# Draw Board



## 3-D Junkie (Sep 13, 2005)

I am currently building a very high quality draw board and was wondering how many people would be interested in buying one. I'm not done with it yet but I know this thing is going to be sweet when it's done. I will post pics when finished.
My friend and I have put a lot of thought into this, and it should be the best draw board I have ever seen or heard of.


----------



## hrchdog (Dec 13, 2004)

Whats it gonna cost and what is it made out of?


----------



## shaftcaster (Dec 9, 2004)

I'd be interested.


----------



## rpford53 (Jul 21, 2006)

I would be interested in one.


----------



## siucowboy (Aug 31, 2006)

*maybe*

maybe, depends on the cost and how much more it offers over my homebuilt crude on.


----------



## 3-D Junkie (Sep 13, 2005)

This board will be made of steel and will be very adjustable.
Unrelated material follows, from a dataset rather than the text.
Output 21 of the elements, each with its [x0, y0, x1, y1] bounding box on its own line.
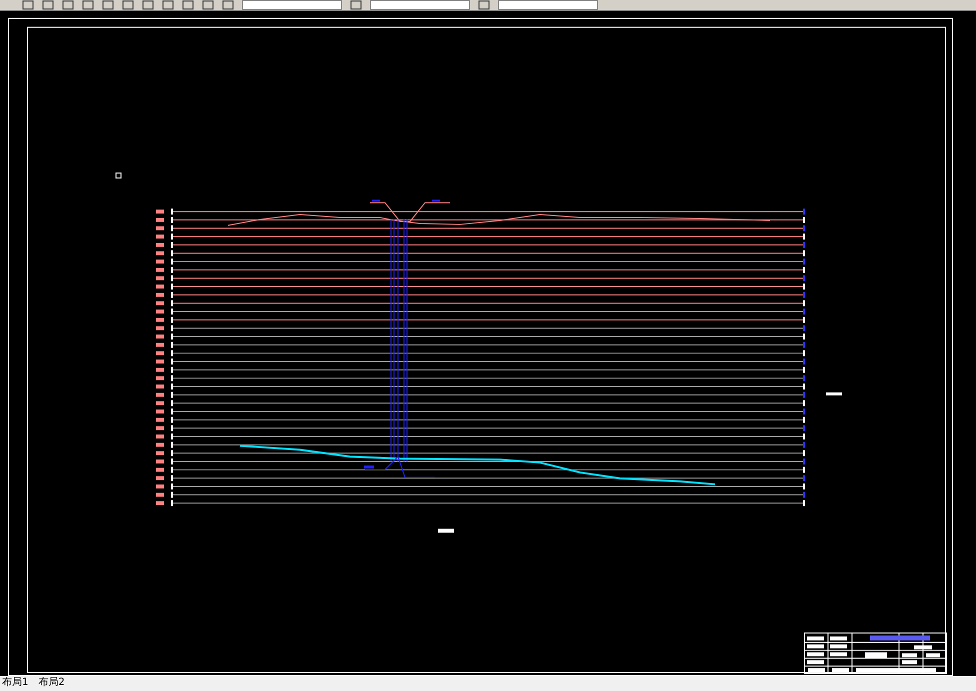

There will be no clicks in the draw cycle, so hitting draw stops precisely will be easy.
We have to make a trip to fastenal tomorrow to buy some more parts so I'm not sure on price yet. I'll keep you guys posted.


----------



## hrchdog (Dec 13, 2004)

How long before it's finished? Got any pics you can show now? I'm looking at the last chance archery press with the built in time machine to replace my xpress but if this idea of yours works I would be better off getting it.


----------



## hrchdog (Dec 13, 2004)

Any news yet?


----------



## BigPete (Aug 13, 2005)

A "maybe" here too. I was just about to start building one, but if yours is a good design and reasonable, I'll save my time and move on to other things. Can't wait long though....................


----------



## XP35 (Oct 11, 2005)

I found that by incorporating an "eye" for guiding the rope (which I can move up and down to allow for different nock point heights above the grip) I can keep the bow from turning around the pivot point. It simulates your hand and draw arm being higher than your bow hand. I also have mine set up on folding saw horse legs so it can be stood up to hold the bow and still be easy to stow away. Plus, with small diameter rope and only enough of it to wrap around the winch spool just once I don't need a turnbuckle at all....each click is less than 1/8" of draw.


----------



## 3-D Junkie (Sep 13, 2005)

Sorry this is taking so long. I've been moving this past 2 weeks and just got my internet up again. I'll post info next week. Again guys, I am very sorry.


----------



## rdobias (Jun 24, 2003)

ttt


----------



## moecarama (May 17, 2005)

How's the project coming along?


----------



## Unk Bond (Aug 1, 2004)

Did you finish the draw board.And do you have any pic's.


----------